Keep all sets of car keys out of reach to avoid the risk of the patient operating a vehicle. Install childproof latches on drawers and cabinets that contain potentially dangerous items, such as sharp knives or poisonous substances. Keep all medications in a safe or locked area. Install buzzers or bells on doors that lead outside, ensuring you are aware of the patient exiting the home. Analyse any other potential safety hazards of your home and try to address them prior to accidents occurring. Home safety will be an essential component in coping with this disease.
Maintain a calm living environment and try to anticipate problems before they arise. Avoid anxiety causing activities. With frontal lobe dementia, your loved one will sometimes act in strange and inappropriate ways. It is important to remember that inappropriate behaviour is a result of the disease, not the individual.

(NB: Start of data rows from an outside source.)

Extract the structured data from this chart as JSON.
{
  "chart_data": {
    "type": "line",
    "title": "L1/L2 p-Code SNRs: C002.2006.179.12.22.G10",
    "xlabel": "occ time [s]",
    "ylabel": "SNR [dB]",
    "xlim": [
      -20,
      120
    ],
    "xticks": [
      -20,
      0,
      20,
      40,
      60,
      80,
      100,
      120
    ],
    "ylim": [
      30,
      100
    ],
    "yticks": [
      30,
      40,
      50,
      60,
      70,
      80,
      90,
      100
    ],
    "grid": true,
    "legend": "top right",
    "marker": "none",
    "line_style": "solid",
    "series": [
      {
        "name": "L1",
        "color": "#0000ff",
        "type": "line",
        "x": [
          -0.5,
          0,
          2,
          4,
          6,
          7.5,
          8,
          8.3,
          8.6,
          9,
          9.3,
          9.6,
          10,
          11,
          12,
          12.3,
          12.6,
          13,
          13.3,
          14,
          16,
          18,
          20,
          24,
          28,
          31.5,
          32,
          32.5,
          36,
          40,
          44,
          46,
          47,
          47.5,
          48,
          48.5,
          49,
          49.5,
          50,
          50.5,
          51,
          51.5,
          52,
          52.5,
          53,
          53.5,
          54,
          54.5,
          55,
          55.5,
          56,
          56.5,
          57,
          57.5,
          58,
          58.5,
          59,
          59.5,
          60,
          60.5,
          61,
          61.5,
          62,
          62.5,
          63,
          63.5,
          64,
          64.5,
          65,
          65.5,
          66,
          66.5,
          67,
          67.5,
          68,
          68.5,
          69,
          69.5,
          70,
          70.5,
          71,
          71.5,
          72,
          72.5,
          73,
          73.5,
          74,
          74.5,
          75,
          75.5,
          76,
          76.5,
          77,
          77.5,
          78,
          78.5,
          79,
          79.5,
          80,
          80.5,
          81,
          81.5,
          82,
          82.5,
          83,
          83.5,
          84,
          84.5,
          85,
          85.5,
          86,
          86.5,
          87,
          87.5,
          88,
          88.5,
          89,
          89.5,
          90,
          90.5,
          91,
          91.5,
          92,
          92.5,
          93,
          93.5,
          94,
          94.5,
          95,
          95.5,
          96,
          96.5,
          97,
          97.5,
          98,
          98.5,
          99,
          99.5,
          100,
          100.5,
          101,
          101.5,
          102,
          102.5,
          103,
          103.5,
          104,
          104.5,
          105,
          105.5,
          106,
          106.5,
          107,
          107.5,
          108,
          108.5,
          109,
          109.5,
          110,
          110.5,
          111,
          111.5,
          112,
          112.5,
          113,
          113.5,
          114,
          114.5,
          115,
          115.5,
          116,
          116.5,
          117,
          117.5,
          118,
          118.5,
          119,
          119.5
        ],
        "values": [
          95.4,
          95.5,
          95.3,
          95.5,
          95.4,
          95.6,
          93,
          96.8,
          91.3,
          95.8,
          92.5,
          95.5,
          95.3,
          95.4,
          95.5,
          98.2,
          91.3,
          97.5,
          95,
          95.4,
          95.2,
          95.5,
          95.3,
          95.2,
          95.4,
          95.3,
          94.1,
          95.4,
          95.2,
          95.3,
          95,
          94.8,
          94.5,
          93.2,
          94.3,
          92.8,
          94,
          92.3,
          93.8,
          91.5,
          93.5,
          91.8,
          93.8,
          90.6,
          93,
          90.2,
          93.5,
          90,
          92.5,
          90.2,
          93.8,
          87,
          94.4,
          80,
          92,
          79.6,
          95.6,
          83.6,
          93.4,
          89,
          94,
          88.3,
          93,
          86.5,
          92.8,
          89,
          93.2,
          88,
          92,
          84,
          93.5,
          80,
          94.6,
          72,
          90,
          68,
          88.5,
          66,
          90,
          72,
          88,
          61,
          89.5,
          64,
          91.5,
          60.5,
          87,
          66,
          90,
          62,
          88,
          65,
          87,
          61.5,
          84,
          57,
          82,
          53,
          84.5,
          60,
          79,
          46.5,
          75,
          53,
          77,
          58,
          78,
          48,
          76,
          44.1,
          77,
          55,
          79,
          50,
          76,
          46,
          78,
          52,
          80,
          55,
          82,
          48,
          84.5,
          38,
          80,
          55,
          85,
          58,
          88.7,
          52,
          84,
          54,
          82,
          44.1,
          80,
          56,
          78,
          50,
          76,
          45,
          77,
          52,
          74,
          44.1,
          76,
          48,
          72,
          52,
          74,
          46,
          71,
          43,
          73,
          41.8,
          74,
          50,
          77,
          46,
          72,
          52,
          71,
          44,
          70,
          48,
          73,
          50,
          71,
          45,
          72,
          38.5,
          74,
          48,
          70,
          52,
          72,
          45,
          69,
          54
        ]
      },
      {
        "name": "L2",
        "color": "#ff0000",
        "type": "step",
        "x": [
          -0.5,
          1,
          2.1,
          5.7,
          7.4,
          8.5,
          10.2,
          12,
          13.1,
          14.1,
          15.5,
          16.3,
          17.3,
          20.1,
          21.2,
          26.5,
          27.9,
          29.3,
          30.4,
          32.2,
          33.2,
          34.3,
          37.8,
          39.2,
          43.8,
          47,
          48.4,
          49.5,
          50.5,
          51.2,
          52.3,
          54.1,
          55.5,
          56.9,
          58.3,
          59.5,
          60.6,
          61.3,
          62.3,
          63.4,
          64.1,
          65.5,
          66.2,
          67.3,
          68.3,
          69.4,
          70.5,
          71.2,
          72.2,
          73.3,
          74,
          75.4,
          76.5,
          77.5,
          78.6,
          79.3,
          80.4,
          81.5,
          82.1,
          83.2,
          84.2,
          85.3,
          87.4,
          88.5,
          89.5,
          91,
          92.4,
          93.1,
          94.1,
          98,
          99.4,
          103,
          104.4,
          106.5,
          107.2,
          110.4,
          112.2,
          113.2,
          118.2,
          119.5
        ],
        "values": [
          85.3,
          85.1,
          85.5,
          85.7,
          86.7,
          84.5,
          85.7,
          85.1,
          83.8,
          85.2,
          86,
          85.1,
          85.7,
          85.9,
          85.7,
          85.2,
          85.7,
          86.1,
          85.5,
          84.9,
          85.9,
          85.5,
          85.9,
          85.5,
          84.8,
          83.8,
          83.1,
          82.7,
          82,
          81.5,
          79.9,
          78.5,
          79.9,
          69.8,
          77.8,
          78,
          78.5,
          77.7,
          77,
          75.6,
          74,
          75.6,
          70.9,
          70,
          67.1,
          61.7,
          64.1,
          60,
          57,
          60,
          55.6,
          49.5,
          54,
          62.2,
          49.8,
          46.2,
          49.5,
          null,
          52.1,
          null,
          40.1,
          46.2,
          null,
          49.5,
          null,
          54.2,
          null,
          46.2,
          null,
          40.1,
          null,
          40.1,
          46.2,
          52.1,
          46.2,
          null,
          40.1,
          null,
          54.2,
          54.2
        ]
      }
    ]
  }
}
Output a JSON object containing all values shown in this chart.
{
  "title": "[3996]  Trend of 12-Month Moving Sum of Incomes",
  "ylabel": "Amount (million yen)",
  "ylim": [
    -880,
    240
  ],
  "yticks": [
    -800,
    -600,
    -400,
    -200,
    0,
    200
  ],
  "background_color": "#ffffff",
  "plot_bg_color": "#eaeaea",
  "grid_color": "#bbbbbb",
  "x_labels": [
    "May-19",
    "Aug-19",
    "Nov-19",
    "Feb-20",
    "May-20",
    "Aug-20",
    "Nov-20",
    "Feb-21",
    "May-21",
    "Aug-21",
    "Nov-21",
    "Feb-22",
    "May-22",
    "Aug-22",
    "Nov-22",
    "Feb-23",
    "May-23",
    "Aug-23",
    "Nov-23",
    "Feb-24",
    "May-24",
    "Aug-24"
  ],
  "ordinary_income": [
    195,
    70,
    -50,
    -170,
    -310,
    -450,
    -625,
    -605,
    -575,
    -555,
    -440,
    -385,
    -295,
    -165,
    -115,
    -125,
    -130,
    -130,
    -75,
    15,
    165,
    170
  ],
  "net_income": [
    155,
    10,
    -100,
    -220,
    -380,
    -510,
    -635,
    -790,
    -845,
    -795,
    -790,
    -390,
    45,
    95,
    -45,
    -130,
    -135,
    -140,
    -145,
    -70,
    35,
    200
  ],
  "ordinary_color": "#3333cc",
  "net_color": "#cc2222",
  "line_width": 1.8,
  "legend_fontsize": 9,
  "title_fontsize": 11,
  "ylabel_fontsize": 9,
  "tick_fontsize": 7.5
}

Write a list of all medications, questions and recent health developments prior to doctor's appointments. Written communication with a doctor allows questions to be asked and information to be provided while ensuring dignity and respect for the patient.
Hire a home health care provider to help with daily functions of feeding, changing, bathing and moving the patient. If you are providing care in home it is important to have assistance for this 24 hour job. If you are unable to pay for a home health care provider there may be volunteers available in your area that can provide assistance. Check with your local church, hospice organisation or Alzheimer's support group to find volunteers.
Attend a support group for dementia or Alzheimer's caregivers. Check with your local Alzheimer's organisation for times and locations of support meetings. If you do not have time to attend a local support group there are a number of online groups that provide both information and support.
Research nursing homes in your area that care for dementia patients. For health and safety reasons it may become necessary to place your loved one in a facility. Prepare a list of questions prior to visiting facilities. Ask for a tour of the facility as well as a detailed explanation of services provided such as laundry, activities and meals. Know your rights as a family member as well as the patient's rights.